With the federal government moving backward on privacy protections, California is looking at two competing ways to impose its own, groundbreaking rules for the collection of personal information online. The more far-reaching proposal was the California Consumer Privacy Act, a ballot measure that would amend the state constitution to require websites and services to give California residents more control over the data collected about them online. But a more limited proposal, AB 375, was passed last week.

It’s a close call, but all in all, AB 375 is the better way to go.

The federal government really should be the one establishing privacy rights online. Congress has shown no interest in doing so, however — in fact, it repealed the Federal Communication Commission’s online privacy rules last year. And the Federal Trade Commission can do little more than force websites to honor whatever commitments they make in their terms of service. That’s not much help, considering how few consumers bother to read the long and deliberately opaque terms set by most sites.

Meanwhile, personal information has become the fuel powering much of the internet, even as internet users remain largely in the dark about how their information is being used. That’s a problem, given that much of what’s offered and shown to you online is shaped by what companies glean about your life, your predilections and your finances from the digital bread crumbs you scatter as you use the internet. Such data could conceivably be used, for instance, by private investigators to trace where you go and whom you see, or by payday lenders to determine who might be desperate for an infusion of cash.

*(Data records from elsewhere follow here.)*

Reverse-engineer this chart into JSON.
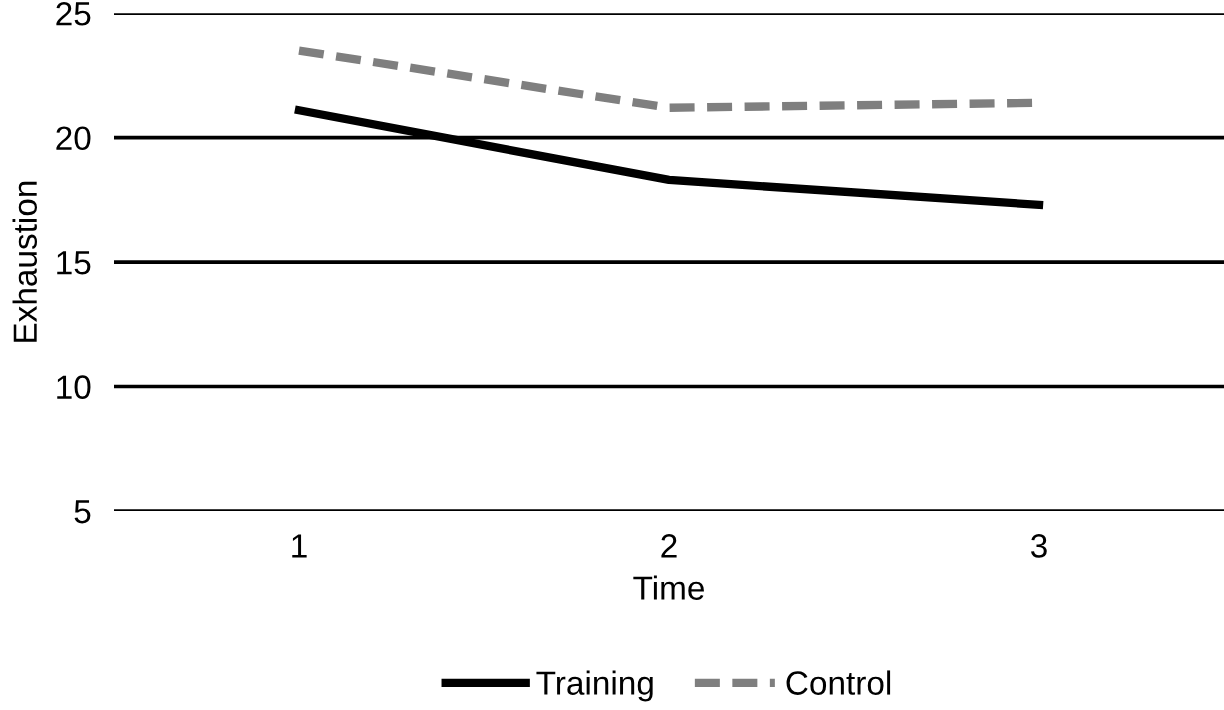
{
  "chart_data": {
    "type": "line",
    "xlabel": "Time",
    "ylabel": "Exhaustion",
    "categories": [
      "1",
      "2",
      "3"
    ],
    "series": [
      {
        "name": "Training",
        "color": "#000000",
        "values": [
          21.1,
          18.3,
          17.3
        ],
        "line_style": "solid"
      },
      {
        "name": "Control",
        "color": "#7f7f7f",
        "values": [
          23.5,
          21.2,
          21.4
        ],
        "line_style": "dashed"
      }
    ],
    "ylim": [
      5,
      25
    ],
    "yticks": [
      5,
      10,
      15,
      20,
      25
    ],
    "grid": "y",
    "legend": "bottom"
  }
}
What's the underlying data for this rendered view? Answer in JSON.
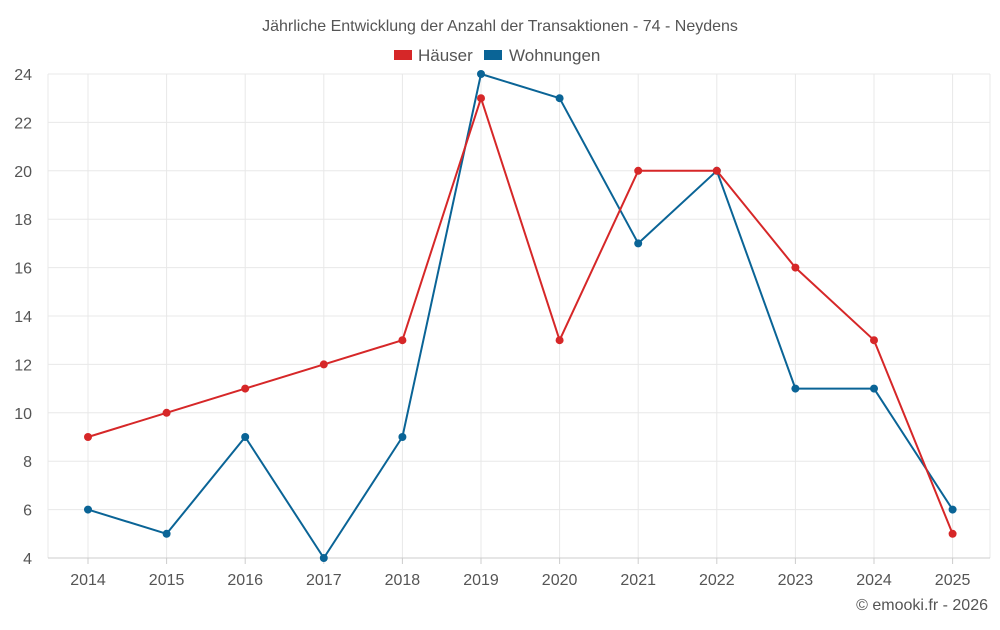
{
  "chart_data": {
    "type": "line",
    "title": "Jährliche Entwicklung der Anzahl der Transaktionen - 74 - Neydens",
    "xlabel": "",
    "ylabel": "",
    "categories": [
      "2014",
      "2015",
      "2016",
      "2017",
      "2018",
      "2019",
      "2020",
      "2021",
      "2022",
      "2023",
      "2024",
      "2025"
    ],
    "ylim": [
      4,
      24
    ],
    "yticks": [
      4,
      6,
      8,
      10,
      12,
      14,
      16,
      18,
      20,
      22,
      24
    ],
    "grid": true,
    "legend_position": "top-center",
    "series": [
      {
        "name": "Häuser",
        "color": "#d62728",
        "values": [
          9,
          10,
          11,
          12,
          13,
          23,
          13,
          20,
          20,
          16,
          13,
          5
        ]
      },
      {
        "name": "Wohnungen",
        "color": "#0a6496",
        "values": [
          6,
          5,
          9,
          4,
          9,
          24,
          23,
          17,
          20,
          11,
          11,
          6
        ]
      }
    ]
  },
  "credit": "© emooki.fr - 2026"
}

AB 375 and the ballot measure would have given California internet users the rights to know what personal information is being collected about them online, to delete it if they wish, to find out whether it’s being sold to anyone, and to opt out of such sales. The ballot measure would have also barred companies from withholding or downgrading services when individuals refuse to share their data. The bill is more nuanced on that point, allowing companies to offer better services under certain circumstances to consumers who agree to share their data.

The ballot measure’s main advantage is in enforcement: It would have given consumers the right to sue when companies misuse their data, while AB 375 confines that power to the state attorney general. But it will be far easier for policymakers to adjust AB 375 to fast-evolving internet business models than it would be to tweak the constitutional changes wrought by the ballot measure.